The Trade Desk takes aim at Google’s Open Bidding with OpenPath launch

Digiday bidding

The Trade Desk’s supply path optimization efforts have been underway for years. But with the launch of its today’s effort, premium publisher hub OpenPath, the demand-side platform is setting its sights on Google’s ad stack.

OpenPath has been described as a hub that “provides advertisers with direct access to premium digital advertising inventory” that helps minimize waste for advertisers while maximizing revenue for participating publishers.

It lets advertisers gain direct access to ad inventory from participating publishers and represents the latest move in The Trade Desk’s supply-path optimization efforts. Participating publisher partners on board at launch include CafeMedia, Condé Nast, Gannett, Hearst, McClatchy, Nexstar Digital, Reuters, Tribune Publishing, The Washington Post, among others.

Supply-path optimization, or SPO, promises to remove the inefficiencies of the programmatic supply chain for both digital advertisers and publishers alike, including “the opaque and privileges of the walled gardens” with The Trade Desk CEO Jeff Green noting one key difference in this latest round. 

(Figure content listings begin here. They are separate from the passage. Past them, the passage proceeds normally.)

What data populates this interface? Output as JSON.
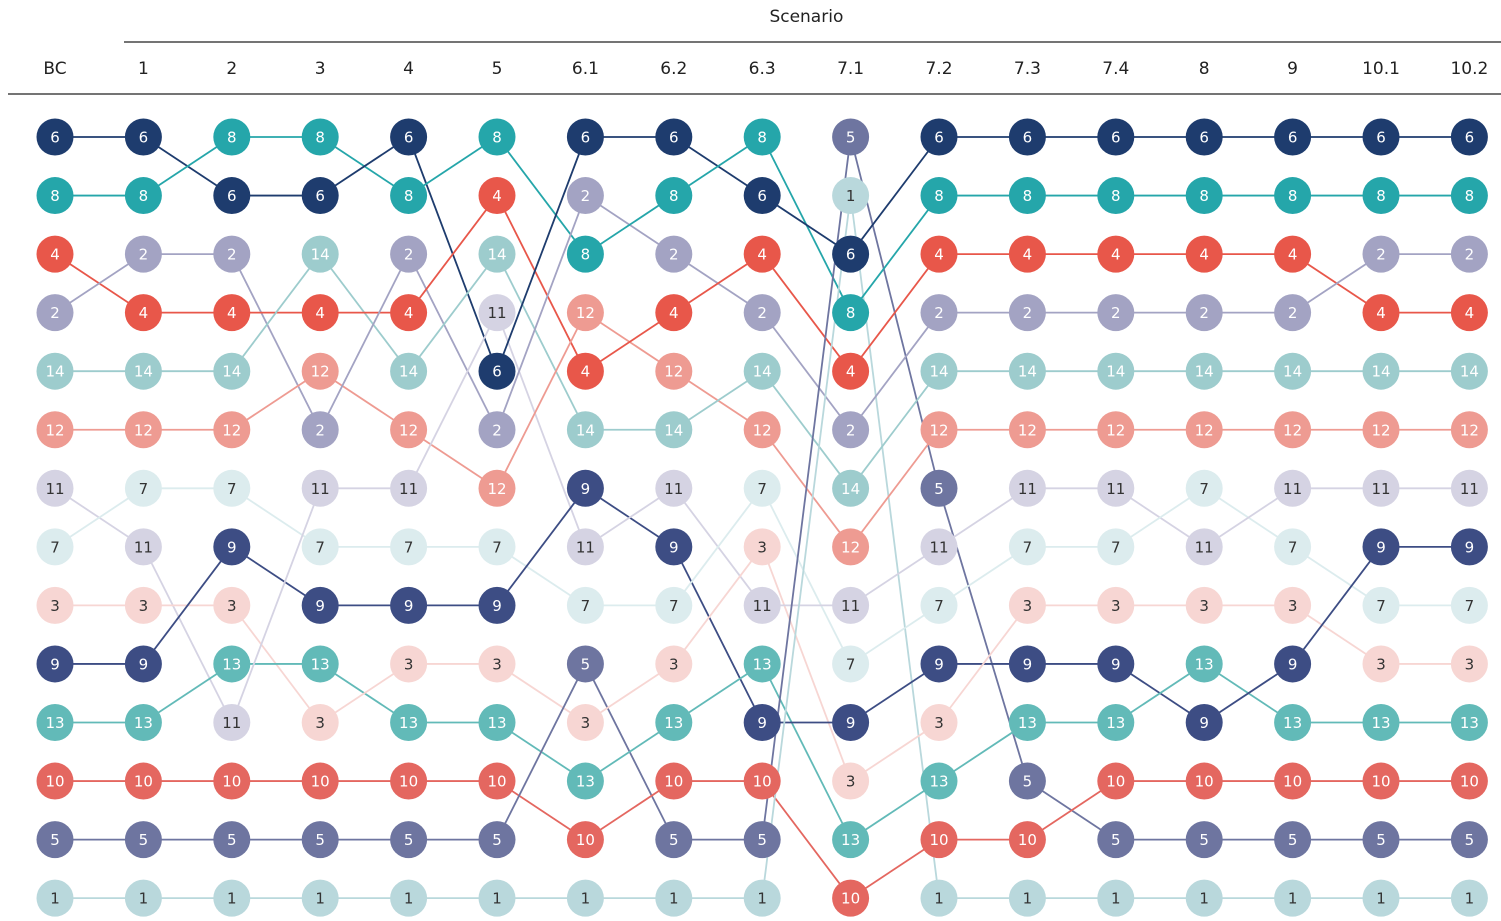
{
  "chart_data": {
    "type": "bump",
    "column_group_title": "Scenario",
    "columns": [
      "BC",
      "1",
      "2",
      "3",
      "4",
      "5",
      "6.1",
      "6.2",
      "6.3",
      "7.1",
      "7.2",
      "7.3",
      "7.4",
      "8",
      "9",
      "10.1",
      "10.2"
    ],
    "rankings": [
      [
        6,
        8,
        4,
        2,
        14,
        12,
        11,
        7,
        3,
        9,
        13,
        10,
        5,
        1
      ],
      [
        6,
        8,
        2,
        4,
        14,
        12,
        7,
        11,
        3,
        9,
        13,
        10,
        5,
        1
      ],
      [
        8,
        6,
        2,
        4,
        14,
        12,
        7,
        9,
        3,
        13,
        11,
        10,
        5,
        1
      ],
      [
        8,
        6,
        14,
        4,
        12,
        2,
        11,
        7,
        9,
        13,
        3,
        10,
        5,
        1
      ],
      [
        6,
        8,
        2,
        4,
        14,
        12,
        11,
        7,
        9,
        3,
        13,
        10,
        5,
        1
      ],
      [
        8,
        4,
        14,
        11,
        6,
        2,
        12,
        7,
        9,
        3,
        13,
        10,
        5,
        1
      ],
      [
        6,
        2,
        8,
        12,
        4,
        14,
        9,
        11,
        7,
        5,
        3,
        13,
        10,
        1
      ],
      [
        6,
        8,
        2,
        4,
        12,
        14,
        11,
        9,
        7,
        3,
        13,
        10,
        5,
        1
      ],
      [
        8,
        6,
        4,
        2,
        14,
        12,
        7,
        3,
        11,
        13,
        9,
        10,
        5,
        1
      ],
      [
        5,
        1,
        6,
        8,
        4,
        2,
        14,
        12,
        11,
        7,
        9,
        3,
        13,
        10
      ],
      [
        6,
        8,
        4,
        2,
        14,
        12,
        5,
        11,
        7,
        9,
        3,
        13,
        10,
        1
      ],
      [
        6,
        8,
        4,
        2,
        14,
        12,
        11,
        7,
        3,
        9,
        13,
        5,
        10,
        1
      ],
      [
        6,
        8,
        4,
        2,
        14,
        12,
        11,
        7,
        3,
        9,
        13,
        10,
        5,
        1
      ],
      [
        6,
        8,
        4,
        2,
        14,
        12,
        7,
        11,
        3,
        13,
        9,
        10,
        5,
        1
      ],
      [
        6,
        8,
        4,
        2,
        14,
        12,
        11,
        7,
        3,
        9,
        13,
        10,
        5,
        1
      ],
      [
        6,
        8,
        2,
        4,
        14,
        12,
        11,
        9,
        7,
        3,
        13,
        10,
        5,
        1
      ],
      [
        6,
        8,
        2,
        4,
        14,
        12,
        11,
        9,
        7,
        3,
        13,
        10,
        5,
        1
      ]
    ],
    "item_colors": {
      "1": "#b9d8dc",
      "2": "#a3a3c3",
      "3": "#f7d6d3",
      "4": "#e8574a",
      "5": "#6e75a0",
      "6": "#1e3c6e",
      "7": "#dcecee",
      "8": "#25a6aa",
      "9": "#3d4d84",
      "10": "#e46760",
      "11": "#d5d3e3",
      "12": "#ee9b92",
      "13": "#62bab8",
      "14": "#9dcccd"
    },
    "dark_text_items": [
      1,
      3,
      7,
      11
    ]
  }
}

“OpenPath is an excellent example of industry leaders working together to advance an open market that ensures transparent price competition that maximizes value for both advertisers and publishers,” he said in a statement. “With that in mind, as OpenPath launches, The Trade Desk will turn off Google Open Bidding on its platform.” 

In addition to shutting off Google Open Bidding — Google’s efforts to head off the rise of header bidding — the DSP is also requesting that all of its supply-side programmatic also go about transitioning off Open Bidding.

A popular criticism of Open Bidding was that Google would use its end-to-end view of ad impressions to decide whether to not it wanted its DSP to bid on an impression, if it didn’t then it would then allow it to pass through to an open header bidding auction. These are charges that Google denies.

Chris Kane, CEO of Jounce Media, a consultancy service that helps advertisers assess how to improve the efficiency of their online ad spend, told Digiday, opting out of ad impressions that pass through Google’s Open Bidding makes a lot of sense for DSPs.

“If a DSP is looking to deduplicate the bidstream, cutting Open Bidding is a no brainer. It is financially inefficient and strategically unattractive,” he added. “And it is almost entirely redundant to more direct supply paths.”

Other sources approached by Digiday interpreted the latest move from The Trade Desk as a declaration of its intent to rival Google in the market by, effectively, saying it wants its DSP to have first access to premium inventory.

Bob Walczak, CEO of consultancy MadTech Advisors, said, “The way I read this is that they want preferred access [to participating publishers’ ad impressions] and they don’t want to be in a header bidding auction.

“As far as stepping out of Open Bidding, that is absolutely The Trade Desk taking on Google, and saying, ‘Google favors itself [in Open Bidding]’ … in this scenario The Trade Desk is saying, ‘We want the advantage, as we’re bringing the demand.'”

He further stated that by committing to direct deals with publisher partners The Trade Desk is effectively stating that it won’t participate in such auctions.

Other sell-side sources, who declined to be named due to the sensitive nature of trade negotiations, noted how direct deals between a DSP and a publisher were in contrast to the trading agreements struck between holding groups and SSPs.

One such source noted how OpenPath would be “something that agencies are not happy with.”

The source went on to add, “Agencies have built their own unique value propositions around SPO and do not want DSPs getting in the middle of that.”

Similarly, a separate source added, “Strategic partnerships between agencies and SSPs moves control from the DSP layer and into the exchange layer … it’s a whole dance that’s happening.”